Call it the Mitt Romney thesis. Though not quite as one-sided in his support, Romney was very much the Justin Trudeau of the last GOP presidential primary, a guy whose inevitability was all but certain, yet something many insisted on contesting anyway.
Long after their mathematical path to the Republican nomination had passed, no-hopers like Newt Gingrich, Rick Santorum, and Ron Paul continued to trudge through primary after primary, spitting bile and contempt at the man who would so obviously be their party’s standard-bearer. Some of the Gingrich lines in particular — the bit about Romney’s “vulture capitalism” most notably — did enter the Democratic lexicon, and the narrative that Romney was a rich, flip-flopping, heartless plutocrat that “even his own party didn’t want” wouldn’t have been nearly so strong had not so many rivals been determined to prove it.

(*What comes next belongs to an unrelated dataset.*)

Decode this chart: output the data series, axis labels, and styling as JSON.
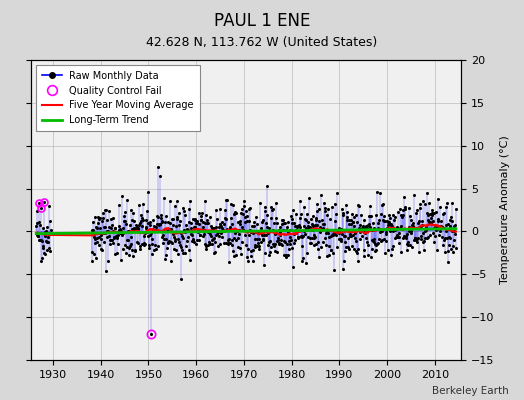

In that sense, Garneau’s resignation may represent a sort of truce on inter-party warfare more than anything else, and an acknowledgement that the good doctor’s combativeness, which was always controversial, did, in fact, need to end for the long-term good of the Liberal brand. The sooner unanimity among party insiders can be reached, the less time there is to focus on Justin’s flaws and weakness. Prime Minister Harper can do that just fine on his own.
Still, there’s more than a little dark comedy in the notion that Canadian political parties are more sensitive to political dissent than the Vatican, which has picked its last two leaders using a far more competitive and democratic process than the Liberals have used to pick theirs.
Then again, cardinals tend to be better sports.